Figure 1: Work-flow for ChIP module. Biopsied tumor tissue is first disassociated and cross-linked to capture protein-DNA interactions. Tissue is then sonicated to obtain chromatin fragments suitable for immunoprecipitation and histone-DNA complexes are precipitated using the six indicated antibodies. Samples are washed, cross-links are reversed and ChIP-DNA is purified and quantified. Libraries are generated from purified DNA and multiplexed according to unique indexes. Please click here to view a larger version of this figure.
Figure 2: Electropherogram analysis of purified ChIP-DNA and completed library preparation. (A) Representative electropherogram from purified ChIP-DNA containing chromatin fragments ~200 – 600 bp that is suitable for library preparation. (B) Representative electropherogram from a completed library after amplification and double-sided paramagnetic size selection that is suitable for multiplexing and NGS. Please click here to view a larger version of this figure.
Figure 3: Work-flow for ChIP-seq data processing module. Work-flow displaying critical steps for ChIP-seq data processing and preparation for downstream analysis. The pipeline used in this protocol was generated using snakemake, however, each of these steps can also be performed individually as described. Please click here to view a larger version of this figure.
Figure 4: Genome browser view of histone modification ChIP-seq tracks. A) ChIP-seq tracks generated by deeptools displaying active and repressed regions surrounding the NRAS locus in a representative melanoma tumor sample. Genes such as NRAS, CSDE1 are SIKE1 are associated with all active histone modifications (H3K27ac, H3K4me3 and H3K4me1) and active transcription (H3K79me2), whereas flanking genes AMPD1, DENND2C, and SYCP1 contain polycomb repressive mark H3K27me3 and do not contain active transcription. B) ChIP-seq tracks generated by deeptools displaying poised heterochromatin across ZNF genes in representative melanoma tumor sample. Please click here to view a larger version of this figure.
Figure 5: ChromHMM model based on melanoma tumor samples. Emission profile from a 15-State LearnModel based on the six histone modifications studied. ChromHMM identifies functionally distinct chromatin states representing both repressive and active domains, such as polycomb repression (State 1), heterochromatic repression (State 5), active transcription (State 8 and 9) and active enhancers (State13 and 14). Please click here to view a larger version of this figure.
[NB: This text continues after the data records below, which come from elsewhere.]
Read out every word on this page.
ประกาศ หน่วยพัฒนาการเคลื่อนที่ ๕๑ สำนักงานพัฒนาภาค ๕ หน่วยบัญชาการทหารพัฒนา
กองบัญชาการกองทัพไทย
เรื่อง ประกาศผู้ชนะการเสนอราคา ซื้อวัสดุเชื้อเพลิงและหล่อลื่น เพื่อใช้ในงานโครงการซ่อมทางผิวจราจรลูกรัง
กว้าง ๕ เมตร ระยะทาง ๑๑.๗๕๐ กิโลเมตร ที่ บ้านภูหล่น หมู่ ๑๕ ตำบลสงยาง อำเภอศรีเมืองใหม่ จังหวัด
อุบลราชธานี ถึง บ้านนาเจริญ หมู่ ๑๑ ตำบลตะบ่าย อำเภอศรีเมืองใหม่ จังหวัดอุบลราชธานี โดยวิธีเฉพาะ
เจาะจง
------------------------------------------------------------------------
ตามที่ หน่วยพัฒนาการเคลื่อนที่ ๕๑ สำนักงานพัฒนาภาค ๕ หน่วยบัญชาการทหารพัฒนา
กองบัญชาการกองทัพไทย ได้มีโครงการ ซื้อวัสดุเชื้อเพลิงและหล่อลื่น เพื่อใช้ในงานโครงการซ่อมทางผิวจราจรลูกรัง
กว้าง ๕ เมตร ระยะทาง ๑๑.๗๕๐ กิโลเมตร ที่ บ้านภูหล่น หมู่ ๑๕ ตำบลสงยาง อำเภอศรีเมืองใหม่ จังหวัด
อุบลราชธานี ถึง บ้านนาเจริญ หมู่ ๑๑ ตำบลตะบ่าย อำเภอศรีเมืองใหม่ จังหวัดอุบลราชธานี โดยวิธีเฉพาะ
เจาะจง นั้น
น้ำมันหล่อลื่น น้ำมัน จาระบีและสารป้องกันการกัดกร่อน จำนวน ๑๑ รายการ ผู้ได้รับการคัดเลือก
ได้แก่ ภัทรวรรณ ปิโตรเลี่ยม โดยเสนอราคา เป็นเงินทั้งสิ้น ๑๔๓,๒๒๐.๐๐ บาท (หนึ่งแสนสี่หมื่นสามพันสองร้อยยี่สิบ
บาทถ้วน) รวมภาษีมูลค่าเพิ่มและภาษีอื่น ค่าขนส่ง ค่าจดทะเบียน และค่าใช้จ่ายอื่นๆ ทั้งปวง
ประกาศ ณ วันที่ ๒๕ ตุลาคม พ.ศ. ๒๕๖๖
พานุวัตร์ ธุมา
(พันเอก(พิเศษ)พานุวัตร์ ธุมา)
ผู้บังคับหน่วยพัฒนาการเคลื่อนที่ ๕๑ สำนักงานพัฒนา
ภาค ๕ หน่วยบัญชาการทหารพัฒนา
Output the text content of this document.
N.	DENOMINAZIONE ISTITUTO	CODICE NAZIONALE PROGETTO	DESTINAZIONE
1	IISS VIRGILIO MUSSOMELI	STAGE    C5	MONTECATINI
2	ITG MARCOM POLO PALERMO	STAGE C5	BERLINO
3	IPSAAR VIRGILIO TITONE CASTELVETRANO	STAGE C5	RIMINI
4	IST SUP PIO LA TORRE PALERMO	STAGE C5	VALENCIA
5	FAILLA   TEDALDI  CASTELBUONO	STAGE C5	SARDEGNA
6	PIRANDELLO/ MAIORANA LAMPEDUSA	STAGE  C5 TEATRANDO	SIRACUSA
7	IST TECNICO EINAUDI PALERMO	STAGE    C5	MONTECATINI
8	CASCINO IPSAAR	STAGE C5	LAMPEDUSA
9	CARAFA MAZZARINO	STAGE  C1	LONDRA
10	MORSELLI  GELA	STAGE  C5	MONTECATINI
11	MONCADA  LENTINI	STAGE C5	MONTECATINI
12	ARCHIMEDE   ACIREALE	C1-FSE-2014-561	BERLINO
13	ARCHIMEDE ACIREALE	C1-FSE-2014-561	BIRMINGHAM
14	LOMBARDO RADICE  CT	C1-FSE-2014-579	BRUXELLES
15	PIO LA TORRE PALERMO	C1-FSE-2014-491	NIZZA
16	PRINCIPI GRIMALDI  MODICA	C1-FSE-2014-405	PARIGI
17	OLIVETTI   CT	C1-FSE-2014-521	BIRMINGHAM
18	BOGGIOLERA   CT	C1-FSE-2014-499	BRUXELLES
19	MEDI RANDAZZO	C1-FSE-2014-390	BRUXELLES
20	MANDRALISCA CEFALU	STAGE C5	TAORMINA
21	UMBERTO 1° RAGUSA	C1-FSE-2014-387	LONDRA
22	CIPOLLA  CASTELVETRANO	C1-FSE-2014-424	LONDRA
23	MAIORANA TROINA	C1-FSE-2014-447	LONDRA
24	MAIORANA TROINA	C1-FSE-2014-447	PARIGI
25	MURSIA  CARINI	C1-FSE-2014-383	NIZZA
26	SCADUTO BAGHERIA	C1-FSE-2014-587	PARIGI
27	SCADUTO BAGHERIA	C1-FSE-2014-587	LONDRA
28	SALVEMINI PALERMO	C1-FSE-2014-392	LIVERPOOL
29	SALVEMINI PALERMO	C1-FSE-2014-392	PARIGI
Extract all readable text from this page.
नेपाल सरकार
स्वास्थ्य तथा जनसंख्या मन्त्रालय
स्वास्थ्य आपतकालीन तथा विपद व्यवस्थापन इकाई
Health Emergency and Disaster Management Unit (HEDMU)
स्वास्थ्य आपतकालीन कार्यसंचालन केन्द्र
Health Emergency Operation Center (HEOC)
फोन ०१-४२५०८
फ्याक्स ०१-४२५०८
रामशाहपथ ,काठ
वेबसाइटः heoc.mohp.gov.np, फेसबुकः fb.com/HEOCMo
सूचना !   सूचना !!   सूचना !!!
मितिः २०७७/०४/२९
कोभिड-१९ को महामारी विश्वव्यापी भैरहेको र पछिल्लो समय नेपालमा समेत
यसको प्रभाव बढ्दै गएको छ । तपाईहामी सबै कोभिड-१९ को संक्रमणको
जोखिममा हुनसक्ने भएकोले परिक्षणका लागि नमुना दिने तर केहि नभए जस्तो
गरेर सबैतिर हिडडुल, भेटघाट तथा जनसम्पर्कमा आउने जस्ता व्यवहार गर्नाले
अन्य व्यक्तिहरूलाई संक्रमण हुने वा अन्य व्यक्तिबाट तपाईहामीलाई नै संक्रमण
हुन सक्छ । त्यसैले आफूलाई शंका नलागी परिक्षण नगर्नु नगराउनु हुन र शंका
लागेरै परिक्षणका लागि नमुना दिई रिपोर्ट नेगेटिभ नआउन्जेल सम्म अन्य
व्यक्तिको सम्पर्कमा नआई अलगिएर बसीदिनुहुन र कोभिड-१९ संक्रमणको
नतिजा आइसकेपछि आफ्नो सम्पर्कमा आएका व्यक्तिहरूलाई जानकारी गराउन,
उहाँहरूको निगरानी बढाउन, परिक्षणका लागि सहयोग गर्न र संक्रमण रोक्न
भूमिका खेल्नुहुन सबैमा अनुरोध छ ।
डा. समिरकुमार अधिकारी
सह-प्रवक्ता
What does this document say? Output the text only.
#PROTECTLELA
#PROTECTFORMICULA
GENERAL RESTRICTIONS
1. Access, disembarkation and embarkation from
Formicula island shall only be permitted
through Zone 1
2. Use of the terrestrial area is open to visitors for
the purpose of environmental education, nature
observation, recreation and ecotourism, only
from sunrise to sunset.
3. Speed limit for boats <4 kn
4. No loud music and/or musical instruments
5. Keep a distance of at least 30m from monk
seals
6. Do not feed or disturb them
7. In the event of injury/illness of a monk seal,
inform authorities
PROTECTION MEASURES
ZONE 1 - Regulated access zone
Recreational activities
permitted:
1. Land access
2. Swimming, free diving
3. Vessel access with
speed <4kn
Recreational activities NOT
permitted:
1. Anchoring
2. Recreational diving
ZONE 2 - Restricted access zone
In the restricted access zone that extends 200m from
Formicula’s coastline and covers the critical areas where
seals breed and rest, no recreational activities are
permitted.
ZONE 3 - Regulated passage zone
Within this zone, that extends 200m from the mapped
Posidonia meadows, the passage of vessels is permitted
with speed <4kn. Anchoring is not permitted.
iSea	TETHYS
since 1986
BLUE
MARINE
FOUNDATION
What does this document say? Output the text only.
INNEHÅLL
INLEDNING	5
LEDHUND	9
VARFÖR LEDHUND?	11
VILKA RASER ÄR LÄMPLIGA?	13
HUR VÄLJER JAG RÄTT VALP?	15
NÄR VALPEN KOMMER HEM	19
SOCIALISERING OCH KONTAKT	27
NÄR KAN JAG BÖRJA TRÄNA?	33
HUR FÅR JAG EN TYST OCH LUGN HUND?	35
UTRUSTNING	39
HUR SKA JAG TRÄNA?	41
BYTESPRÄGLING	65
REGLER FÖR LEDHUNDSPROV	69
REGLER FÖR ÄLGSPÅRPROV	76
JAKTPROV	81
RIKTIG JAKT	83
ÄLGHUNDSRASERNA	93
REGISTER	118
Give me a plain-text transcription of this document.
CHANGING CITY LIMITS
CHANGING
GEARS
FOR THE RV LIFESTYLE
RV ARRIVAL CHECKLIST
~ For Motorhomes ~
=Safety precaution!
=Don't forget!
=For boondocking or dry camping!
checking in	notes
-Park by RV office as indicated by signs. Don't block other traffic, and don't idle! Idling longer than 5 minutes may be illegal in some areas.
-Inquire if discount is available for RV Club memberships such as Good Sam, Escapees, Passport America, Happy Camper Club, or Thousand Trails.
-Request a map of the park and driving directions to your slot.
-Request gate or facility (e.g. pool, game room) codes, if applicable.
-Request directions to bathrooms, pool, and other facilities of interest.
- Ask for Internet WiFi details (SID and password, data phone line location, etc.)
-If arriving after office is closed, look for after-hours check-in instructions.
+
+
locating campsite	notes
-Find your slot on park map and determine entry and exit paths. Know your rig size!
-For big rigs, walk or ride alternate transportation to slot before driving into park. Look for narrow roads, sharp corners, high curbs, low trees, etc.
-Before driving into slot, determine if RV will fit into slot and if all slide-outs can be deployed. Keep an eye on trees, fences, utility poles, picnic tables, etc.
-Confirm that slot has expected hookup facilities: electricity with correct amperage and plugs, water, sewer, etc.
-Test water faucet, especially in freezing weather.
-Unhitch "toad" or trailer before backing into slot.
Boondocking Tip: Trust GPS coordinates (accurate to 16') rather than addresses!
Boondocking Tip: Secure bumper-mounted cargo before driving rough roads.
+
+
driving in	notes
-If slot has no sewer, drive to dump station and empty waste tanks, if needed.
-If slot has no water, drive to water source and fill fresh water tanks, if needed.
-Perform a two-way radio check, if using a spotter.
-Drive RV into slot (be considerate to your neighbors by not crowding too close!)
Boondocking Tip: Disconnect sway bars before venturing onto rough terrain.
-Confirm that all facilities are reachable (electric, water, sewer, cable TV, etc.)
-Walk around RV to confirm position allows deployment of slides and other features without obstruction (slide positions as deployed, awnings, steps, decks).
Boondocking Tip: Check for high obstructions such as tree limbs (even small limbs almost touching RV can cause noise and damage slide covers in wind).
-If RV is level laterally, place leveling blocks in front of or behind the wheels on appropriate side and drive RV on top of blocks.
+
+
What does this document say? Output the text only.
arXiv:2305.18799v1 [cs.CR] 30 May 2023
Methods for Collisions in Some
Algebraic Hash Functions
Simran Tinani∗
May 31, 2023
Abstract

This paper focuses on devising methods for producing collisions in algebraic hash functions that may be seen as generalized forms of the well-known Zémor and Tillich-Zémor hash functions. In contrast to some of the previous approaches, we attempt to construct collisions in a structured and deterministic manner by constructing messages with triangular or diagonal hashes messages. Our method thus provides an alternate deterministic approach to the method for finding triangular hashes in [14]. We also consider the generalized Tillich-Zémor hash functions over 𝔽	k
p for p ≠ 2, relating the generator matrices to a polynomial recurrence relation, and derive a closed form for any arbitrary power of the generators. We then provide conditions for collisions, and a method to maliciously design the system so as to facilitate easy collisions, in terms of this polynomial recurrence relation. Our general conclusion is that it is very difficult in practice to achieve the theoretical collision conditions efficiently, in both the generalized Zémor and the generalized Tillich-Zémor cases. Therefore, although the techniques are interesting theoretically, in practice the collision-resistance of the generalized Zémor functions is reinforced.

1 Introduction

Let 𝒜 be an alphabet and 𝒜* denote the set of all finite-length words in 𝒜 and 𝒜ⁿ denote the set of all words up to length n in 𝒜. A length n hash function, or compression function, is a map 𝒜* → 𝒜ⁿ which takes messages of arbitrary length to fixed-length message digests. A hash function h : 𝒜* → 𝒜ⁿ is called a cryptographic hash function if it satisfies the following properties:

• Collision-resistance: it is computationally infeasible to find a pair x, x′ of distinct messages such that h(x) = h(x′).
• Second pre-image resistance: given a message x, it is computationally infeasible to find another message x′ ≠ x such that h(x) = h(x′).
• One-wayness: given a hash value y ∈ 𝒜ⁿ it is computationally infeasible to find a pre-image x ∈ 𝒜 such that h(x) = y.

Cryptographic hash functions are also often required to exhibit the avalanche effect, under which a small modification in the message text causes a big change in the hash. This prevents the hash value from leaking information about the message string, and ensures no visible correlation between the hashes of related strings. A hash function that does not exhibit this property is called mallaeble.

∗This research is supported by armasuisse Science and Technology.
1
This protocol describes a complete and comprehensive high-throughput ChIP-seq module for genome-wide mapping of chromatin states in human tumor tissues and cell lines. In any ChIP-seq protocol, one of the most important steps is antibody specificity. Here, this method illustrates immunoprecipitation conditions for the described six histone modifications, all of which are ChIP-grade and have been previously validated in our and other laboratories42,44,45. While the same antibody concentrations have been successfully applied to various other tumor types, it is critical to determine antibody specificity if studying different factors of interest27.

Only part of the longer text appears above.